Here then is another selection of pictures that combine past and present, juxtaposing buildings and landmarks that have changed – or no longer exist – with the environment as it looks today.
We start out at one of my favourite places in Bordeaux, and one where you can find me every other week keeping a close eye on local top-flight team les Girondins: Stade Chaban-Delmas, formerly known as Parc Lescure. This panoramic picture, taken from the “Virage Sud” stand shortly before the recent game versus Rennes, blends into a sight of the stadium as it was around 1948.
Invisible Paris, was used in a past Invisible Bordeaux item retracing the history of the stadium.

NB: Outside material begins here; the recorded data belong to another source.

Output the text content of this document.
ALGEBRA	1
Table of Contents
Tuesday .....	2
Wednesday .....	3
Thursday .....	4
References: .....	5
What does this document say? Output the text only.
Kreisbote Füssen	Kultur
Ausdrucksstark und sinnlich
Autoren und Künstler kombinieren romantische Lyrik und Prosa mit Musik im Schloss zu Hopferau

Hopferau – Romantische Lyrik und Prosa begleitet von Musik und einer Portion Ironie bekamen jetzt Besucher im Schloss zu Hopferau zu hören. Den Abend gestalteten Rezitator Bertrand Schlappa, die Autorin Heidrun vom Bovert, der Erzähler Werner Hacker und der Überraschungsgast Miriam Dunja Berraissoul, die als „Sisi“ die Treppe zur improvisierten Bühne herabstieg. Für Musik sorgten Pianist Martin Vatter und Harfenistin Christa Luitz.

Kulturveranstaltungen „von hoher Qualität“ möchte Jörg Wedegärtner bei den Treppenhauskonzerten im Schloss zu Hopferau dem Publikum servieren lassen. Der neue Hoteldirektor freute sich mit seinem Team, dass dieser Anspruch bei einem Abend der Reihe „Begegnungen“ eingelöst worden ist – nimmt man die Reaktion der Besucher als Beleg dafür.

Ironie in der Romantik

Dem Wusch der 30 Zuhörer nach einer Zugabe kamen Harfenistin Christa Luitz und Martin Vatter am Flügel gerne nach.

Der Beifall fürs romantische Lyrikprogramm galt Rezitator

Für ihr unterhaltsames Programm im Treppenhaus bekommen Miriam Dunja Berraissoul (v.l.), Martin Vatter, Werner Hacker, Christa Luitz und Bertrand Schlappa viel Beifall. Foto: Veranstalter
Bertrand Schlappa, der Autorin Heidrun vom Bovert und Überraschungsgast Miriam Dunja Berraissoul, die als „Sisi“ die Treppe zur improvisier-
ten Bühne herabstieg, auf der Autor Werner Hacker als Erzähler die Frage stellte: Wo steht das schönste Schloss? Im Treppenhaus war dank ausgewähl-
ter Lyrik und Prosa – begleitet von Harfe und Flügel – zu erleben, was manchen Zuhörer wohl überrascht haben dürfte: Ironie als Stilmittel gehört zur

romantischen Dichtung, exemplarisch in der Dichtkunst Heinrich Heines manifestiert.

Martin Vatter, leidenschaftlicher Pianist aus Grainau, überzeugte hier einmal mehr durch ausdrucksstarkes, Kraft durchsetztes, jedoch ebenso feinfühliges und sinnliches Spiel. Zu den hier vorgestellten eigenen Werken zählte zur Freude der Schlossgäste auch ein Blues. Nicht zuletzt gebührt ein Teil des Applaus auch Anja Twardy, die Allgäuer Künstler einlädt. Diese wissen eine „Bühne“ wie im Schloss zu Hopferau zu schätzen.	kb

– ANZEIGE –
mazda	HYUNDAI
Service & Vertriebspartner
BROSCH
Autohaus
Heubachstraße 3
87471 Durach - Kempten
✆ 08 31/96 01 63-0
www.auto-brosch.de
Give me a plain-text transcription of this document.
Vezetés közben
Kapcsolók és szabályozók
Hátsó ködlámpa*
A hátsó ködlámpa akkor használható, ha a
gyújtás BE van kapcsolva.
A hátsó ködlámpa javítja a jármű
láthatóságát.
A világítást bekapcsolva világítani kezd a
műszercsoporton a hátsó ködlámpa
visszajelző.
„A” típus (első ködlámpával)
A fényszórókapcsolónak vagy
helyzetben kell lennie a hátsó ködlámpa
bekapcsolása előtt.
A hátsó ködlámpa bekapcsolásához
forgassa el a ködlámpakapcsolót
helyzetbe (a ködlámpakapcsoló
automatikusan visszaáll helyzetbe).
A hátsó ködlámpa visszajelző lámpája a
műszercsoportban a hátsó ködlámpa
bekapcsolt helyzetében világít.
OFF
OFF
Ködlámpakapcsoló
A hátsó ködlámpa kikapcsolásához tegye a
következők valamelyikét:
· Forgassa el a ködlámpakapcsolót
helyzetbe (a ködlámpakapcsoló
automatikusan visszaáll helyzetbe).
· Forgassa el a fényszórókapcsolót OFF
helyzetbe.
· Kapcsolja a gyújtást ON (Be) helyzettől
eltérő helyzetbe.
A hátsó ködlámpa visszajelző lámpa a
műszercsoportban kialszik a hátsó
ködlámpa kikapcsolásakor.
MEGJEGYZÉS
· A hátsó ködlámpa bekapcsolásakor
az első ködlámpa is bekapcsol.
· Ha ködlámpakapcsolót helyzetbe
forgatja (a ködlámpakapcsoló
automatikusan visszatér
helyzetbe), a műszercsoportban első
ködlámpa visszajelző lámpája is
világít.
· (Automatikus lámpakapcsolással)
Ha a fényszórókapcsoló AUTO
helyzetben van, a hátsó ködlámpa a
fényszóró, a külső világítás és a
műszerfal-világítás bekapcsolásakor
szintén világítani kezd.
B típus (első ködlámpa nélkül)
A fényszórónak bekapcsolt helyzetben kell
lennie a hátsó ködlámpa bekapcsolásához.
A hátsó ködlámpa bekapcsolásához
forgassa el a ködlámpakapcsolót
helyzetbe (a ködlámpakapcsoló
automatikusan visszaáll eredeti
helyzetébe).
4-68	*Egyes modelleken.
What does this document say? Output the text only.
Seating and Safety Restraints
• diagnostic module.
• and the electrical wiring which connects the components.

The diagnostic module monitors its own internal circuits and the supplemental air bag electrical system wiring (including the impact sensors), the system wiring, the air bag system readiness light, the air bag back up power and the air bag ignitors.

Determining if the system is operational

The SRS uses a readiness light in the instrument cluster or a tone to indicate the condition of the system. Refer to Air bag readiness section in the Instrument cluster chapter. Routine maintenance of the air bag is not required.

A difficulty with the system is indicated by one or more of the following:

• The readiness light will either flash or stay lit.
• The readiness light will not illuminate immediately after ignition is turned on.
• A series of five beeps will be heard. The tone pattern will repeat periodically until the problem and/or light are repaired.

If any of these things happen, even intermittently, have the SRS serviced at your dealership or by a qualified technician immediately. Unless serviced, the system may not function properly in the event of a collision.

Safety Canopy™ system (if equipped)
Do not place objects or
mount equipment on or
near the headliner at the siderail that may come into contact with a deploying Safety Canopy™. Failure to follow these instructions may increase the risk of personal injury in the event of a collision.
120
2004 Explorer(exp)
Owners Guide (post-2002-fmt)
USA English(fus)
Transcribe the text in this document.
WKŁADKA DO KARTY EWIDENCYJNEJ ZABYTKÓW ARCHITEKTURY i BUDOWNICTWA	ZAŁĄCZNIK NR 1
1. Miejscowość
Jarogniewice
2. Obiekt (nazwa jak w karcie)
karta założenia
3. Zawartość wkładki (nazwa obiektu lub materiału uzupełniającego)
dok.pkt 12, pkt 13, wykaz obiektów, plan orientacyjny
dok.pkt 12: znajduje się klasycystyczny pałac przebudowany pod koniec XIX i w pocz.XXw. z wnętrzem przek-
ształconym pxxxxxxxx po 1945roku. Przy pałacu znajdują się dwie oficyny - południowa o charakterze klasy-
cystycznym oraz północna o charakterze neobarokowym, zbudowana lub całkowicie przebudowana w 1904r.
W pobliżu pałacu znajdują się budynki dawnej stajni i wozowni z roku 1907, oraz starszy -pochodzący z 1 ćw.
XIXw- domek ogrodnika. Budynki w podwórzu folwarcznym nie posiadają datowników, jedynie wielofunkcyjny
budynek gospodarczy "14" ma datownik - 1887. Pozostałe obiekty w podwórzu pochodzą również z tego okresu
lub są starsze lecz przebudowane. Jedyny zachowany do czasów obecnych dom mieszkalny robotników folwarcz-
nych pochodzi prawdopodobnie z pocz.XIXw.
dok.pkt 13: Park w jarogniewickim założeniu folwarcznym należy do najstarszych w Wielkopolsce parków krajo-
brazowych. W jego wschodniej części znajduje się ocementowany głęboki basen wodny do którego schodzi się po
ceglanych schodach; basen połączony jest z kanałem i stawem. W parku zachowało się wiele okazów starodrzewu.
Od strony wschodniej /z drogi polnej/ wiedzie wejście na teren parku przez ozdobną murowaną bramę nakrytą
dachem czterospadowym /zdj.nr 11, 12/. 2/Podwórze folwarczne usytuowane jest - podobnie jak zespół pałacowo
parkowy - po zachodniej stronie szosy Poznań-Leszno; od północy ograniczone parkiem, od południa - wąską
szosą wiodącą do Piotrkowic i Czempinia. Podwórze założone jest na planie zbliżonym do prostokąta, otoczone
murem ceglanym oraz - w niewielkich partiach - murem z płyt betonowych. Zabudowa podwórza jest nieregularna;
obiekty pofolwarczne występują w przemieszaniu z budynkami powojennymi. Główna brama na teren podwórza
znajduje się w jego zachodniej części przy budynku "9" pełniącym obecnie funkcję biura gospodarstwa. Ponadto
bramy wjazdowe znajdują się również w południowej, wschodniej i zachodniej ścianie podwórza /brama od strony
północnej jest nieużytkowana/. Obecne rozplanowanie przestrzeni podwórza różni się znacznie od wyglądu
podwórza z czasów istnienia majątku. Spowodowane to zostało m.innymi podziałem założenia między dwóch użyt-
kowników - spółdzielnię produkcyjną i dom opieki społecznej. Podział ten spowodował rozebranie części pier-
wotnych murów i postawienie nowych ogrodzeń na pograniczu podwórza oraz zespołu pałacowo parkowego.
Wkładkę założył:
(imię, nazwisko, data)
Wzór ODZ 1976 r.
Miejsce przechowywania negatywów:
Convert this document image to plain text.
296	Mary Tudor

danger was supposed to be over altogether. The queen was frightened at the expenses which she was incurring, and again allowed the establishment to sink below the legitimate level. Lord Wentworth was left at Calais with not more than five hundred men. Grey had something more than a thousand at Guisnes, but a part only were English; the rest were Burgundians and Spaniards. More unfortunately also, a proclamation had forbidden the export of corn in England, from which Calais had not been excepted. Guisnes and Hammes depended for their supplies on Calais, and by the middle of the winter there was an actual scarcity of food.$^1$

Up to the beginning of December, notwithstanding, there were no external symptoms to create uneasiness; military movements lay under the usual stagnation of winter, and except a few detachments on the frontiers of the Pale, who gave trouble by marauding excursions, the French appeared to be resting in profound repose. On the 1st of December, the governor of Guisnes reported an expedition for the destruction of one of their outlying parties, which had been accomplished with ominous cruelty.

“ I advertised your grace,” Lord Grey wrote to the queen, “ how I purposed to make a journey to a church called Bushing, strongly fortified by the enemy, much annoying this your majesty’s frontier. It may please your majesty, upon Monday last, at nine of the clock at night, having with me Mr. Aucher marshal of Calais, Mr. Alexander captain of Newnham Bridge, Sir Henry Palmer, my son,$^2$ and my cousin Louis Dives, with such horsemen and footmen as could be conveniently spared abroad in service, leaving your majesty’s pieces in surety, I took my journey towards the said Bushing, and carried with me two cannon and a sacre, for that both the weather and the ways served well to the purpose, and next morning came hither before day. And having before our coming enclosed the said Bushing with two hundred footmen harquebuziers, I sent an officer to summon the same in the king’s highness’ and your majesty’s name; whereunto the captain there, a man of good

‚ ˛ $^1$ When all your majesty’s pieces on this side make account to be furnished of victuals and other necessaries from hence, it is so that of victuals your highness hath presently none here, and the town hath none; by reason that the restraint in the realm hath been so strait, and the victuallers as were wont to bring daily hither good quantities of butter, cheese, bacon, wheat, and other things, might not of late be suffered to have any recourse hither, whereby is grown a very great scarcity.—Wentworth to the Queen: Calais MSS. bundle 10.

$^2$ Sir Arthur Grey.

One building which dates from the same period as the stadium, and which was the work of the same architect, Jacques D’Welles, is the art deco wonder that is La Bourse du Travail on Cours Aristide Briand. After large-scale interior renovations, a full facelift has now made good progress although there is some doubt as to whether funds will be available to complete the task.
Here we are on Allées de Tourny, seamlessly reinstating this monumental tribute to 19th-century statesman Léon Gambetta to its rightful place!
The statue was the centrepiece of the promenade from 1905 until the 1960s when it, and the fountains at either end of the Allées, were removed to allow excavation work aimed at installing an underground car park. Once more, the monument and its current whereabouts are the subject of a past blog item. The article even reveals where you can still admire a plaster miniature of the monument!
This next picture positions a 1924 shot of the ruins of the Palais Gallien Gallo-Roman amphitheatre in its environment as it looks today. It shows how much more accessible the site was at the time, and how exotic it was with those elegant palm tress!
Staying in the same quarter, this is the remarkable former “Hôtel des Postes”, as it looked around 1915. The modern-day car should be able to catch up with the horse-drawn carriage, which is overtaking a contemporary automobile, parked on the cobblestones outside the main entrance. The building’s rich history was the subject of a standalone article on the blog.
And we finish up on the waterfront and this view of people out making the most of a white warehouse-like structure.
It comprised a large rooftop terrace which could be reached via a wide staircase (“Grands escaliers du quai”). The sight was known as “Les nouvelles Terrasses des Quinconces” and stretched from the Quinconces Esplanade to Place Jean-Jaurès. Pleasant walks along the bank of the river Garonne are in fact nothing new!